Set in an Arizona desert town near which gold has been discovered (again) in 1940, it concerns itself with a crooked saloon owner who was once a mobster in Los Angeles, a group of entertainers known as Frankie Sparrow and his Seven Canaries, a Mexican who is almost hanged by a group of drunken miners after, being falsely accused of murder, a tribe of Malooga Indians who live in the nearby mountains and say clever things like "How" and "Ugh," a group of vigilantes who wear flour-sack hoods and call themselves the Haunts of Horsethief, and the inimitable detective team of Jason and Pat Cordry, who were once extras in Hollywood but who are full-fledged stars in the firmament of southern California lunatics.

The plot (or lack of one) is only one of the reasons that
Murder at Horsethief
is a tour de force.
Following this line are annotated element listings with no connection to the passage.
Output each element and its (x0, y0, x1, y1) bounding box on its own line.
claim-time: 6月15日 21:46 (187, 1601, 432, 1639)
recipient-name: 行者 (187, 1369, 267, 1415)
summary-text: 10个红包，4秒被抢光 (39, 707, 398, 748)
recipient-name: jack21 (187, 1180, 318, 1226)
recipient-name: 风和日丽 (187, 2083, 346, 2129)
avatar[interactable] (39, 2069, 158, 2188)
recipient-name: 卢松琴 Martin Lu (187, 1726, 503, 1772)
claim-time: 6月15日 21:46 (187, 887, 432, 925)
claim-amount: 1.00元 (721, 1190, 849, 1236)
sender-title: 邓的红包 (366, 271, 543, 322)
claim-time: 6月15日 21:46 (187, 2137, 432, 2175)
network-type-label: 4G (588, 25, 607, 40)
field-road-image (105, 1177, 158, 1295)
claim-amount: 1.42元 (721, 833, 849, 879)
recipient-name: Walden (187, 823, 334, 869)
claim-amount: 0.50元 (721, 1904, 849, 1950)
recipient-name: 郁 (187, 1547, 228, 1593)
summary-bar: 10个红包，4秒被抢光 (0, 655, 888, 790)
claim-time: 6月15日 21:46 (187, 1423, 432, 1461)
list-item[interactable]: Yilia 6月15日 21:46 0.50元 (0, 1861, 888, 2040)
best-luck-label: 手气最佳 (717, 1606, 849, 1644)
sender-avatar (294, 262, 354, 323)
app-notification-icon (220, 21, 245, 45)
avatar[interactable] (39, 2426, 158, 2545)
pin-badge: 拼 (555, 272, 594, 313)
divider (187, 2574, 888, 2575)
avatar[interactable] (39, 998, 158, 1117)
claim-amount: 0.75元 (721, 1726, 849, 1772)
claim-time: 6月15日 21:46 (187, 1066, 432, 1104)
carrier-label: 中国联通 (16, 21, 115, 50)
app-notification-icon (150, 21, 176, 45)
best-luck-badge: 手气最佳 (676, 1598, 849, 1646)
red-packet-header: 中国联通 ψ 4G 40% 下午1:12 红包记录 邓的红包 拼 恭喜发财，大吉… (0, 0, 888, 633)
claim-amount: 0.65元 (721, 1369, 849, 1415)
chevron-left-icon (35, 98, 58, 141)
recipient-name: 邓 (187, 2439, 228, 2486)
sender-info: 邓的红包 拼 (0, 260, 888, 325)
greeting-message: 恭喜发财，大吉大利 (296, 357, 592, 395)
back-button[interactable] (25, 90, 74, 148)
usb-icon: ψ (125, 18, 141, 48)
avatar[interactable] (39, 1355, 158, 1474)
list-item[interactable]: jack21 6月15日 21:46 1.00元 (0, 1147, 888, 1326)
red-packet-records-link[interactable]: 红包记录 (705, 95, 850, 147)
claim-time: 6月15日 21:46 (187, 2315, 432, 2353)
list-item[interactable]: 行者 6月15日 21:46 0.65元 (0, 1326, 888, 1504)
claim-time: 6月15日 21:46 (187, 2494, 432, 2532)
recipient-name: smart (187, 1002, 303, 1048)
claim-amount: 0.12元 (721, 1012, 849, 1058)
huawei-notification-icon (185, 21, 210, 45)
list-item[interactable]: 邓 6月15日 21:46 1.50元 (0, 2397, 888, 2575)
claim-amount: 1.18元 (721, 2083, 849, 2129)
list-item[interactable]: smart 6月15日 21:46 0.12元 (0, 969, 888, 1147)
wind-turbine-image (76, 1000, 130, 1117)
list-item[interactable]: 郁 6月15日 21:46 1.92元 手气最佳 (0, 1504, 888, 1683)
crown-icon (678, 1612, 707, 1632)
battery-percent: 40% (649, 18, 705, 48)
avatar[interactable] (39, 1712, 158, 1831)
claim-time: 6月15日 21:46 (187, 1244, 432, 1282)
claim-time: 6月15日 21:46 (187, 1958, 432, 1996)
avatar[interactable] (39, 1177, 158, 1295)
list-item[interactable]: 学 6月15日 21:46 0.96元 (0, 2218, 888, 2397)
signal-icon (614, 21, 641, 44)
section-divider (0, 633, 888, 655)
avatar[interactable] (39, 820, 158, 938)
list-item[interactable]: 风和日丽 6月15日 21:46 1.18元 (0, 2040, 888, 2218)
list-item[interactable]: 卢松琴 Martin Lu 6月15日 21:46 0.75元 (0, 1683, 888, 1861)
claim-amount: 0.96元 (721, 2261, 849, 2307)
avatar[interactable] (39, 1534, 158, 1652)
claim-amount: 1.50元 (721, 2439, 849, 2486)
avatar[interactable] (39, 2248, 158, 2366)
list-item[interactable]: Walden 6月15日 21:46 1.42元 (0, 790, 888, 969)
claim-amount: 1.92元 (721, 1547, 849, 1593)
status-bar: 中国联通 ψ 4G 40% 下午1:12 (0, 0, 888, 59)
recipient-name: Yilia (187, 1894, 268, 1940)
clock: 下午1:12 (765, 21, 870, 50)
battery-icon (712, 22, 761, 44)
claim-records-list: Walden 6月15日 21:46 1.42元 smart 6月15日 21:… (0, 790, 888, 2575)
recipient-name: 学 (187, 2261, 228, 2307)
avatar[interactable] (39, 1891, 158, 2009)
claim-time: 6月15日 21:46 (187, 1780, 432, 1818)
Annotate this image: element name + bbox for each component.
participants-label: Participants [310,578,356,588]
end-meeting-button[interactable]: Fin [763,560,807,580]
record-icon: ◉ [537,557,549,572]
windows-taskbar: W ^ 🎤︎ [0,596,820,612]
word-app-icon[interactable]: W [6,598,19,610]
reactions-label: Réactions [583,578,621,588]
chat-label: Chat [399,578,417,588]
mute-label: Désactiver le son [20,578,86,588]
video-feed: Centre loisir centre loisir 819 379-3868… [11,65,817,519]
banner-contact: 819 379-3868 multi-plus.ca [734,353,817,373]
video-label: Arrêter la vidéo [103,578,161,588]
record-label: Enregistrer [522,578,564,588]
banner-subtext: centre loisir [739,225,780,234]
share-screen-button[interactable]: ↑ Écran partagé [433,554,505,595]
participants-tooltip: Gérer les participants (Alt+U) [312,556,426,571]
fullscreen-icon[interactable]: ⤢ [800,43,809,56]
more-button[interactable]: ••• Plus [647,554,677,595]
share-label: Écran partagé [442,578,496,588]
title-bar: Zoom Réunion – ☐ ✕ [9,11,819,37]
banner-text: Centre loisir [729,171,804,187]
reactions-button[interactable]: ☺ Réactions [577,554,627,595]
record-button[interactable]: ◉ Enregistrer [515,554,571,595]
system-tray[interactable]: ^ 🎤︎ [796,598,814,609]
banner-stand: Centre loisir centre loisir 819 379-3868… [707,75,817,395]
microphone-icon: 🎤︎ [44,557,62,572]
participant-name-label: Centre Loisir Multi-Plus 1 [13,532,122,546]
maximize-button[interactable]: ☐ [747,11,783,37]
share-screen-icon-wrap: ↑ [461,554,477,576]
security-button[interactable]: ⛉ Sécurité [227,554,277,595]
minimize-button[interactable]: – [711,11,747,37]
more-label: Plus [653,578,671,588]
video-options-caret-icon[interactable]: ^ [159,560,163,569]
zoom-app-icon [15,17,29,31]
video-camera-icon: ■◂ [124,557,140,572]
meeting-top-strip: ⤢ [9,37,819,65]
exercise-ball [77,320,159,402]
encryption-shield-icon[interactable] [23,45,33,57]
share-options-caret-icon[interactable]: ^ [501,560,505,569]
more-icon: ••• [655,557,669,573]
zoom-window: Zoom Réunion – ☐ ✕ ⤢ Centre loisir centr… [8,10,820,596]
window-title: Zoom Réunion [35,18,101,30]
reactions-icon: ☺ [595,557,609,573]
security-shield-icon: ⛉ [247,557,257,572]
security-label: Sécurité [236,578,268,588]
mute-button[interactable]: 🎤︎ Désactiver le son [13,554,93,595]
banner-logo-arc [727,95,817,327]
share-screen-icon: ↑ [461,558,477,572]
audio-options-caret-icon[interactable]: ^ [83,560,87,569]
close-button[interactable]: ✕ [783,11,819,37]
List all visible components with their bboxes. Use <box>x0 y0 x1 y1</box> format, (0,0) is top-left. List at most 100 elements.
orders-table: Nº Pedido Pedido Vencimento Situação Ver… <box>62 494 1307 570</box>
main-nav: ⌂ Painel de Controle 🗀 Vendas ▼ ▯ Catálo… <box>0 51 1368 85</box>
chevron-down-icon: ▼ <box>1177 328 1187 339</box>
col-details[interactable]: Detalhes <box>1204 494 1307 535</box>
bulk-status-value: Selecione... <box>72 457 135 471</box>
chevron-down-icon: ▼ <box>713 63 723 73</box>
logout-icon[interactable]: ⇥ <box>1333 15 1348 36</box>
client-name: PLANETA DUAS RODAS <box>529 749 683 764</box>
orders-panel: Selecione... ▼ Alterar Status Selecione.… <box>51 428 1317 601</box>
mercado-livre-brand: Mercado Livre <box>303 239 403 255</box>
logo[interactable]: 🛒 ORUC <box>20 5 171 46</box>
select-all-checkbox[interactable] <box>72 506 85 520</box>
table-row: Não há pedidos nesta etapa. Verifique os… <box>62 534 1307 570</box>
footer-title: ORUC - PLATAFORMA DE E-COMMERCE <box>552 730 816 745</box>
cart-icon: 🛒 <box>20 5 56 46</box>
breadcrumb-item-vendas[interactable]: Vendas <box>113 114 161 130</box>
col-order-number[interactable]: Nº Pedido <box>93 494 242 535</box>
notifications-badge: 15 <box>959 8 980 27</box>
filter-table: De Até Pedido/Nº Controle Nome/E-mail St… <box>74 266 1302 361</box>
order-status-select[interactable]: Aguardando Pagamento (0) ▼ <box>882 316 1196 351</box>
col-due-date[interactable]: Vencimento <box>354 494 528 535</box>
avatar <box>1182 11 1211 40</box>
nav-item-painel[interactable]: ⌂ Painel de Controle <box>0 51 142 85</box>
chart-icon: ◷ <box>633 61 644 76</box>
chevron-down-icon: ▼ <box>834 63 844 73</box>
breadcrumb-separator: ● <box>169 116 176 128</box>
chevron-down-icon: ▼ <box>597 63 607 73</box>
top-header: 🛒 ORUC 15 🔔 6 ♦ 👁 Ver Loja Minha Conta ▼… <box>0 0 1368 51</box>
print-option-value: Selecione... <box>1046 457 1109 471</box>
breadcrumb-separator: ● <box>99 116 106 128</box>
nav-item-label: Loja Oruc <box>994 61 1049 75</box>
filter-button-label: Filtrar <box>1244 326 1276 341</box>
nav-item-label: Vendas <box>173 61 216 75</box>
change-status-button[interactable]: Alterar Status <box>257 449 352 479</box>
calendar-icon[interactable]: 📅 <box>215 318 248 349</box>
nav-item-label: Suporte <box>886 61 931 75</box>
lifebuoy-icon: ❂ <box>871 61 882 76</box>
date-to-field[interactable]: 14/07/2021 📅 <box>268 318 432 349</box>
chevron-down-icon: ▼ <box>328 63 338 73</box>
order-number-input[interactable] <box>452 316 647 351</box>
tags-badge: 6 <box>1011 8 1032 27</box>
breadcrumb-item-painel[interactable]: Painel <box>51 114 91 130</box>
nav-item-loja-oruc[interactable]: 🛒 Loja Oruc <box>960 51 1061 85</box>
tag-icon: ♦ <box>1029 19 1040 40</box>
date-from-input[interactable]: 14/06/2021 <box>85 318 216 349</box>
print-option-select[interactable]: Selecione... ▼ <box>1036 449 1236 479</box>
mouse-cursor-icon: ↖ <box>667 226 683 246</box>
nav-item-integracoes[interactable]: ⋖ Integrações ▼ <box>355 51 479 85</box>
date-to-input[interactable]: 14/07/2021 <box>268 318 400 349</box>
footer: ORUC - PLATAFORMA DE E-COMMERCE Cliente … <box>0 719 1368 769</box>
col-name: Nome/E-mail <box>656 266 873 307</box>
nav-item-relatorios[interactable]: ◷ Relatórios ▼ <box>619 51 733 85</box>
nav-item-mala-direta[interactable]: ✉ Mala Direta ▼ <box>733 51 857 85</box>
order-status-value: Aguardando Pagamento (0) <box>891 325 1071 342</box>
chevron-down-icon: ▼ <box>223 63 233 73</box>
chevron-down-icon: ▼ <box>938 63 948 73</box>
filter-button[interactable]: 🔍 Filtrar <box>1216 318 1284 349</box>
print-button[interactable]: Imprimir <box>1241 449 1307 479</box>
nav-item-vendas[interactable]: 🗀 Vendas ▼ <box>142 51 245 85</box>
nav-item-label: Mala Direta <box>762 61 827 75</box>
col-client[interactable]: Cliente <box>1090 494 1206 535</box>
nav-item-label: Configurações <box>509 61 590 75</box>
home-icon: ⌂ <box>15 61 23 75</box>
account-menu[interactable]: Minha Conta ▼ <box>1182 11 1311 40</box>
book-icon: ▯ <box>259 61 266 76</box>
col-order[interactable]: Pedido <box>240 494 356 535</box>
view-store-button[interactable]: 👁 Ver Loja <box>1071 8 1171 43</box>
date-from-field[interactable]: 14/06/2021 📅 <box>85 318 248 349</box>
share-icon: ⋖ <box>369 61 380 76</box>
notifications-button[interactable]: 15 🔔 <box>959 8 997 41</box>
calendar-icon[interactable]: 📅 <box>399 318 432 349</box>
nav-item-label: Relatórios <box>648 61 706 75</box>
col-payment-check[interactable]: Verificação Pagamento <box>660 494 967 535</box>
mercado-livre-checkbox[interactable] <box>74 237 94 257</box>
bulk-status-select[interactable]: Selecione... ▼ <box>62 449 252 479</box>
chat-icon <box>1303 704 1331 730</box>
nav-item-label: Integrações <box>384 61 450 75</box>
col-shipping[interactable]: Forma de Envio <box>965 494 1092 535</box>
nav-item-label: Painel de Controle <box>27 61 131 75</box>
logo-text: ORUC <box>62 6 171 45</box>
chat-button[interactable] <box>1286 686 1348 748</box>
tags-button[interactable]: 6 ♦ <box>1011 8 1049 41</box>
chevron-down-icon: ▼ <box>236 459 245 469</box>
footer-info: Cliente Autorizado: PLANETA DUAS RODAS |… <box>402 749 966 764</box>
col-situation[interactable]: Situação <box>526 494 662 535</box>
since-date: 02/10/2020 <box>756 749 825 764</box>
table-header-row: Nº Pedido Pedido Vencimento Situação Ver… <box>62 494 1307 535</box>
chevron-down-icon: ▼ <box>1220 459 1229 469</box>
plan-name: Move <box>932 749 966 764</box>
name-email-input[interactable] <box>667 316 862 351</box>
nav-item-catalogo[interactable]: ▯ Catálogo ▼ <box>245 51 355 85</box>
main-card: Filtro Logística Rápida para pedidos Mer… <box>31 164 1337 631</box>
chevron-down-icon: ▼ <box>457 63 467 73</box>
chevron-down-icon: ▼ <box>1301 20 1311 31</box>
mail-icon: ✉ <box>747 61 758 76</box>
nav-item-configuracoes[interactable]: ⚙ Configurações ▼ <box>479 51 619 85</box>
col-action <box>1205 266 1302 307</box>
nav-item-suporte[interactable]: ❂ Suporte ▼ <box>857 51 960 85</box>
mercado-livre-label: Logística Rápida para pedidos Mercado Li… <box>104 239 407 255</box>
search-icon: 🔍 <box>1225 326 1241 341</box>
Another is that what O'Hanlon considers funny generally isn't, but most everything else is. O'Hanlon, you see, delighted in concocting phonetic and idiomatic dialogue. Everybody, including Jason and Pat, drops his g's and says "ain't" and butchers the English language in all sorts of fascinating ways.

Some sample Western-miner dialogue: "In a coupla minnuts, Gents, yer gonna see with yer own eyes whut brand o' law we tends t' practice in Horsethief! Whut happens t' this heah Mex is gonna happen t' any white-livered coyote who gits notions 'bout ashootin' decent citizens in anythin' but a faih and squaih fight!"

Some sample Indian dialogue: "Come catchum smoke. Chetterfiel ceegret. Come back byeumbye aftah braves makum powwow wit' Lomitaha."